Developer Financing for New Development
Started by bkgirl
over 16 years ago
Posts: 39
Member since: May 2009
Discussion about
Hi! We're buying in a new development where the seller/builder is going to cover our closing costs if we go with their preferred lender. This is a substantial amount and we're going with the lender...but any tips on how we can avoid getting screwed by whomever the loan is sold to? How to get the best terms and rates when you can't shop around? Any advice is much appreciated!
What development are you buying in?
Although these lender restrictins sound suspicious, they aren't usually bad. I certainly have not heard complaints about having gone w/ developers' preferred lenders.
It is usually for your own good. Specifically, the lender knows the bldg. well, so there won't be extra time wasted investigating or assessing it (i.e., it'll facilitate the process), and they may also relax the %-sold requirements, etc. Also, their rates tend to be very good.
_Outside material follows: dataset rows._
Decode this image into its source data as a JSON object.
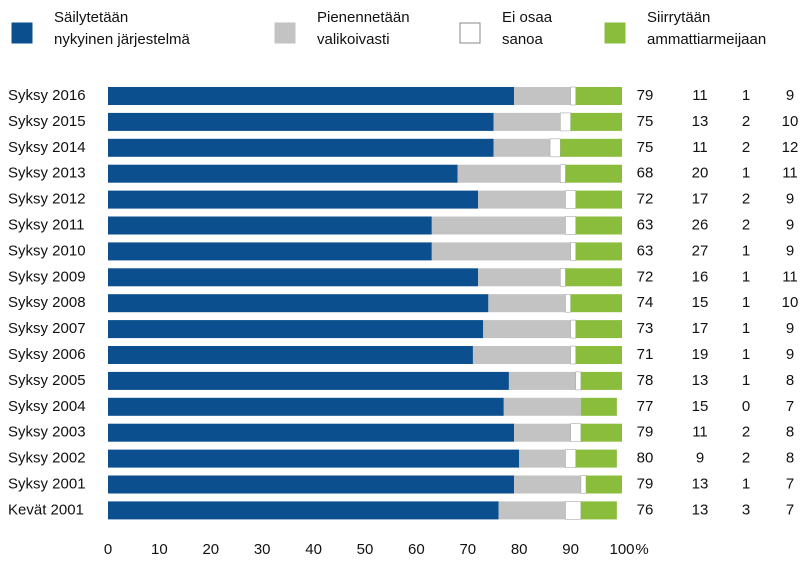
{
  "chart_data": {
    "type": "stacked_barh",
    "categories": [
      "Syksy 2016",
      "Syksy 2015",
      "Syksy 2014",
      "Syksy 2013",
      "Syksy 2012",
      "Syksy 2011",
      "Syksy 2010",
      "Syksy 2009",
      "Syksy 2008",
      "Syksy 2007",
      "Syksy 2006",
      "Syksy 2005",
      "Syksy 2004",
      "Syksy 2003",
      "Syksy 2002",
      "Syksy 2001",
      "Kevät 2001"
    ],
    "series": [
      {
        "name": [
          "Säilytetään",
          "nykyinen järjestelmä"
        ],
        "color": "#0b4f8e",
        "values": [
          79,
          75,
          75,
          68,
          72,
          63,
          63,
          72,
          74,
          73,
          71,
          78,
          77,
          79,
          80,
          79,
          76
        ]
      },
      {
        "name": [
          "Pienennetään",
          "valikoivasti"
        ],
        "color": "#c3c3c3",
        "values": [
          11,
          13,
          11,
          20,
          17,
          26,
          27,
          16,
          15,
          17,
          19,
          13,
          15,
          11,
          9,
          13,
          13
        ]
      },
      {
        "name": [
          "Ei osaa",
          "sanoa"
        ],
        "color": "#ffffff",
        "values": [
          1,
          2,
          2,
          1,
          2,
          2,
          1,
          1,
          1,
          1,
          1,
          1,
          0,
          2,
          2,
          1,
          3
        ]
      },
      {
        "name": [
          "Siirrytään",
          "ammattiarmeijaan"
        ],
        "color": "#8abd3b",
        "values": [
          9,
          10,
          12,
          11,
          9,
          9,
          9,
          11,
          10,
          9,
          9,
          8,
          7,
          8,
          8,
          7,
          7
        ]
      }
    ],
    "xlim": [
      0,
      100
    ],
    "xticks": [
      0,
      10,
      20,
      30,
      40,
      50,
      60,
      70,
      80,
      90,
      100
    ],
    "xunit": "%"
  }
}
If you want to ensure that you're getting a good rate, you can aways speak to a morgage broaker or two, maybe through lendingtree.com, to compare rates (althouh you know you won't be using them...which always sounds unethical to me, but it certainly is acceptable to shop around...). My guess is that the preferred lender will give you one of the best deals--if not the best. Good luck!
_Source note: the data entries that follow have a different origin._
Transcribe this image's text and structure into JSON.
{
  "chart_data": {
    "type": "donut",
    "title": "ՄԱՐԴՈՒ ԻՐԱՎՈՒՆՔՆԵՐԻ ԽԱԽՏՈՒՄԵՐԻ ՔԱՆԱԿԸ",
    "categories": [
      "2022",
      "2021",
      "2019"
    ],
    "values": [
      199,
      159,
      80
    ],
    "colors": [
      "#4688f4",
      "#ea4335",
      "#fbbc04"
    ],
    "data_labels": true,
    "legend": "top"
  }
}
you will not have problems as long as you get a 30 yr fixed rate. the problem will be if there will not be enough people who want to use the preferred lender to achieve the needed 50-70% for other lenders to start financing of the development. you can then end up in a bad situation.
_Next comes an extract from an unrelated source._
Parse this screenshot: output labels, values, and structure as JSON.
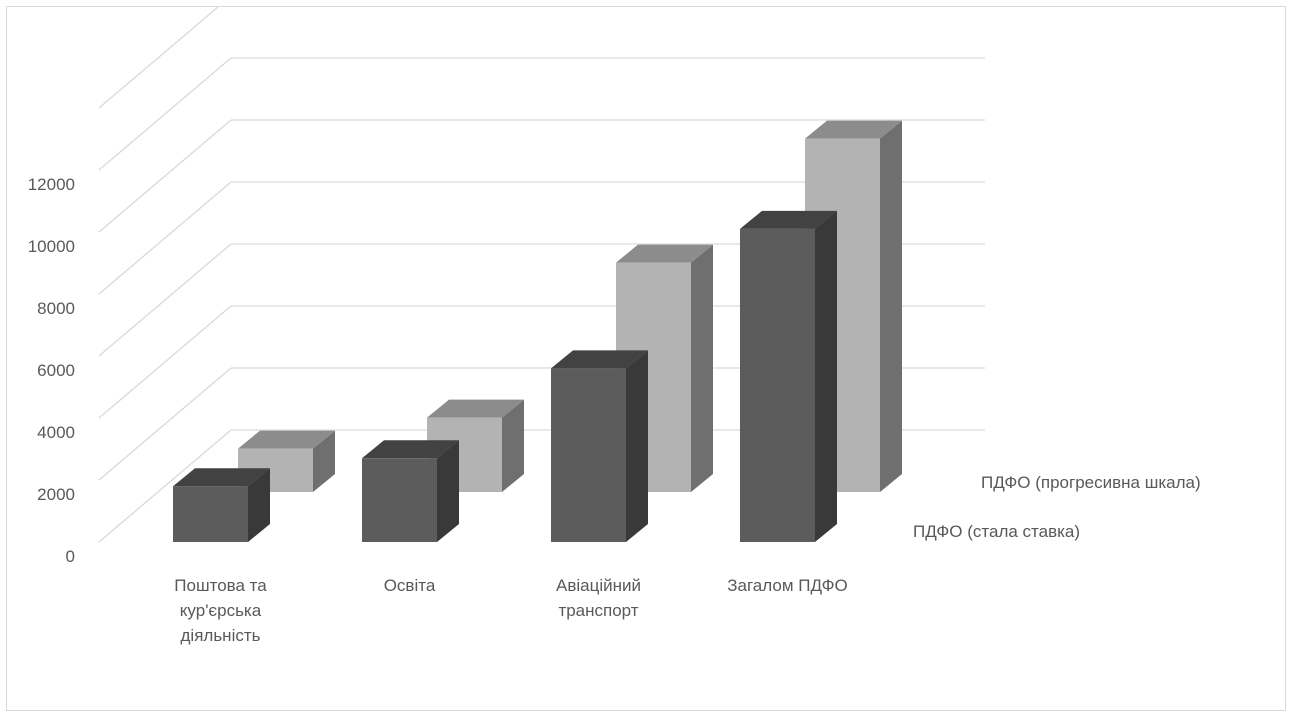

Thanks for the comments guys! The building is about 60% sold now, and we're waiting for a COO.
I'm glad to hear it's not going to be a huge potential problem!
What are some thoughts on buying into a new development in which the the developer offers the purchaser a financing contingency - but only to the extent that the preferred lender choses not to close on the loan. Essentially, the developer can force the purchaser to close if the preferred lender is willing to step up and make a loan. Is this typical? Is this something that I should be warry of?
Would seem to me that this would give the preferred lender a lot of leverage to make last minute changes to the contract at the closing table (opps...did I say the rate was 5.5%? I meant 6.0%..etc).